Abdus Suttar Khan was an Asian American scientist and aerospace researcher who made significant contributions to several modes of transportation. Khan was born in 1941 in Khagatua village in modern-day Bangladesh (at the time part of British India). He graduated from the University of Dhaka in his homeland with a master’s degree in chemistry in 1962. (After the partition of British India in 1947, the area where Khan lived became a provincial state of Pakistan known as East Pakistan; the independent People’s Republic of Bangladesh was established in 1971.)
Khan remained at the University of Dhaka for a couple of years as a lecturer in the chemistry department before going to England to study at Oxford University. After graduating from Oxford University in 1968 with a Ph.D. in chemistry, Khan returned to the University of Dhaka to serve as an associate professor of chemistry. He remained in this position until 1973, when he left Bangladesh to live in the United States and work further in the field of materials engineering (alloys).
For more than three decades, Khan pursued extensive and pioneering research in the U.S. on behalf of NASA and United Technologies Corporation. He invented over 40 alloys for a wide range of both commercial and government applications.
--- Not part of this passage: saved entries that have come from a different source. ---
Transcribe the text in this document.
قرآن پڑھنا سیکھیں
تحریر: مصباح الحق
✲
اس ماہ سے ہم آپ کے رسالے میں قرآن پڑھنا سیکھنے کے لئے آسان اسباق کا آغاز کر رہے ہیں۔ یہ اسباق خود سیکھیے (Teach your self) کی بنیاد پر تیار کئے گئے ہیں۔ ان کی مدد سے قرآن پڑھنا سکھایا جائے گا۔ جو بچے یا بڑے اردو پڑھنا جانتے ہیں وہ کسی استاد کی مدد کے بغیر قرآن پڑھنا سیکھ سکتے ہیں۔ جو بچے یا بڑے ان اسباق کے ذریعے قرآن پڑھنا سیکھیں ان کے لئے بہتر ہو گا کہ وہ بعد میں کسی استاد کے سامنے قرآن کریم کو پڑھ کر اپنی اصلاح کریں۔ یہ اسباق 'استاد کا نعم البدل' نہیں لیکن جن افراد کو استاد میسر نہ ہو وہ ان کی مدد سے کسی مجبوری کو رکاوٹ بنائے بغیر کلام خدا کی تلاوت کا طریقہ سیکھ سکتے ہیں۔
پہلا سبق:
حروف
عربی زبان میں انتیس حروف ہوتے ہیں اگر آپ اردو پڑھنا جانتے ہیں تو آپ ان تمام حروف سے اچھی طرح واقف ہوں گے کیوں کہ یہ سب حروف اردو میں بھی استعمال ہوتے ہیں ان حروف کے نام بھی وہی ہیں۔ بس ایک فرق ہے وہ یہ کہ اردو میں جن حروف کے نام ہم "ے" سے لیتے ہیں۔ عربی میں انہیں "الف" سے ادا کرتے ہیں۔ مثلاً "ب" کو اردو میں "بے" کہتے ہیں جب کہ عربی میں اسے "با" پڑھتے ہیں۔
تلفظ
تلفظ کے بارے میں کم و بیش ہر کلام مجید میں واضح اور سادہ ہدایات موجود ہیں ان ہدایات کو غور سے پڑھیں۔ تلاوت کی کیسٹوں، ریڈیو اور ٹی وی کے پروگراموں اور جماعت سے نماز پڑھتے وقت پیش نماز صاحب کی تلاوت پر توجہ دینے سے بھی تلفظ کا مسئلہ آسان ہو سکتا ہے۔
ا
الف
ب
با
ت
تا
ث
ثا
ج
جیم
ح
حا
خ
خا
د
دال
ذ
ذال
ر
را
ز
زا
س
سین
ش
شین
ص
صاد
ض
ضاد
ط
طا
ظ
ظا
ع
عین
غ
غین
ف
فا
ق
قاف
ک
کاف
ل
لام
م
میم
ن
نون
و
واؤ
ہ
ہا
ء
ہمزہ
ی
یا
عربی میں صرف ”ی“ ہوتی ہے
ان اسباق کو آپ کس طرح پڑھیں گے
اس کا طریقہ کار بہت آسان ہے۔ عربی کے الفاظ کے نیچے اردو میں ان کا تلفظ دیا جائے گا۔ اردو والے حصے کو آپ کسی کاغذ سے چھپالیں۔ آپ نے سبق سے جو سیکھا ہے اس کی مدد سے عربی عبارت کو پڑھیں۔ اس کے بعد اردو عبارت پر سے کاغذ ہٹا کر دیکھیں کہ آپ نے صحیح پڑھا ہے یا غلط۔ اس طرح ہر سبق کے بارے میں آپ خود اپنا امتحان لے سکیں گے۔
Several of these alloys have been used for jets and space shuttles to help make engines for each aircraft lighter and therefore able to fly faster. Khan also developed alloys for train engines that have increased the speed of locomotives. His alloys similarly accelerated the pace for gas turbines, which are internal combustion engines often used on such means of mobility as ships and helicopters.
Khan, who died in Florida in 2008 at the age of 67, received a number of awards throughout his career for his work on alloys.